La croissance économique exprime une hausse de la production de biens et services valorisée à des prix constants (l’effet prix est éliminé), que la comptabilité nationale appelle le Produit intérieur brut (PIB), en anglais Gross Domestic Product (GDP) ou Gross Value Added (GVA), soit la valeur marchande (les produits qui ne sont pas vendus sur le marché sont exclus) de tous les biens et services finaux (les biens intermédiaires sont exclus pour éviter la double comptabilisation) produits dans un pays (quelle que soit la nationalité du producteur) au cours de l’année (les transactions portant sur des éléments produits dans le passé, par exemple une voiture revendue, sont exclues).
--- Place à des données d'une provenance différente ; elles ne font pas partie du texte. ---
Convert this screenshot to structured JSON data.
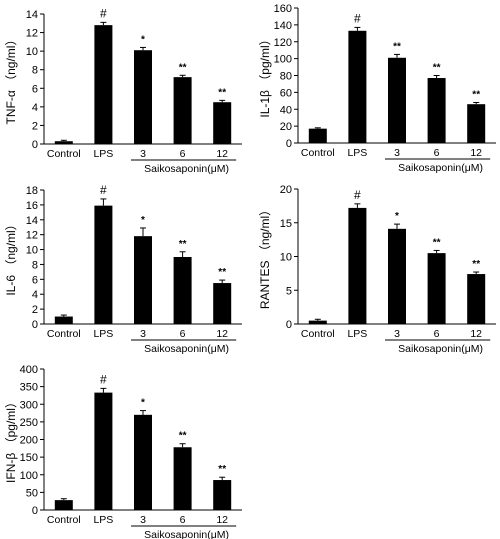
{
  "chart_data": [
    {
      "type": "bar",
      "ylabel": "TNF-α （ng/ml）",
      "xlabel": "Saikosaponin(μM)",
      "categories": [
        "Control",
        "LPS",
        "3",
        "6",
        "12"
      ],
      "values": [
        0.3,
        12.8,
        10.1,
        7.2,
        4.5
      ],
      "errors": [
        0.1,
        0.3,
        0.3,
        0.2,
        0.2
      ],
      "annotations": [
        "",
        "#",
        "*",
        "**",
        "**"
      ],
      "ylim": [
        0,
        14
      ],
      "yticks": [
        "0",
        "2",
        "4",
        "6",
        "8",
        "10",
        "12",
        "14"
      ]
    },
    {
      "type": "bar",
      "ylabel": "IL-1β （pg/ml）",
      "xlabel": "Saikosaponin(μM)",
      "categories": [
        "Control",
        "LPS",
        "3",
        "6",
        "12"
      ],
      "values": [
        17,
        133,
        101,
        77,
        46
      ],
      "errors": [
        1,
        4,
        4,
        3,
        2
      ],
      "annotations": [
        "",
        "#",
        "**",
        "**",
        "**"
      ],
      "ylim": [
        0,
        160
      ],
      "yticks": [
        "0",
        "20",
        "40",
        "60",
        "80",
        "100",
        "120",
        "140",
        "160"
      ]
    },
    {
      "type": "bar",
      "ylabel": "IL-6 （ng/ml）",
      "xlabel": "Saikosaponin(μM)",
      "categories": [
        "Control",
        "LPS",
        "3",
        "6",
        "12"
      ],
      "values": [
        1.0,
        15.9,
        11.8,
        9.0,
        5.5
      ],
      "errors": [
        0.2,
        0.9,
        1.1,
        0.7,
        0.4
      ],
      "annotations": [
        "",
        "#",
        "*",
        "**",
        "**"
      ],
      "ylim": [
        0,
        18
      ],
      "yticks": [
        "0",
        "2",
        "4",
        "6",
        "8",
        "10",
        "12",
        "14",
        "16",
        "18"
      ]
    },
    {
      "type": "bar",
      "ylabel": "RANTES （ng/ml）",
      "xlabel": "Saikosaponin(μM)",
      "categories": [
        "Control",
        "LPS",
        "3",
        "6",
        "12"
      ],
      "values": [
        0.5,
        17.2,
        14.1,
        10.5,
        7.4
      ],
      "errors": [
        0.2,
        0.6,
        0.7,
        0.4,
        0.3
      ],
      "annotations": [
        "",
        "#",
        "*",
        "**",
        "**"
      ],
      "ylim": [
        0,
        20
      ],
      "yticks": [
        "0",
        "5",
        "10",
        "15",
        "20"
      ]
    },
    {
      "type": "bar",
      "ylabel": "IFN-β （pg/ml）",
      "xlabel": "Saikosaponin(μM)",
      "categories": [
        "Control",
        "LPS",
        "3",
        "6",
        "12"
      ],
      "values": [
        28,
        333,
        270,
        178,
        85
      ],
      "errors": [
        4,
        12,
        12,
        10,
        8
      ],
      "annotations": [
        "",
        "#",
        "*",
        "**",
        "**"
      ],
      "ylim": [
        0,
        400
      ],
      "yticks": [
        "0",
        "50",
        "100",
        "150",
        "200",
        "250",
        "300",
        "350",
        "400"
      ]
    }
  ]
}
Si le prix d’une mangue est deux fois celui d’une banane, alors une mangue contribue deux fois plus au PIB qu’une banane.

Les prix de marché sont donc utilisés. Ainsi, la pratique internationale veut qu’on utilise le PIB au prix de marché (at market prices), et non le PIB au prix de base (at basic prices). La différence entre les deux, c’est que le premier inclut les impôts nets de subventions sur les produits. Il paraît insensé de choisir « at market prices », puisque l’Etat peut gonfler les chiffres du PIB en augmentant les impôts, ce qui rebute précisément le marché…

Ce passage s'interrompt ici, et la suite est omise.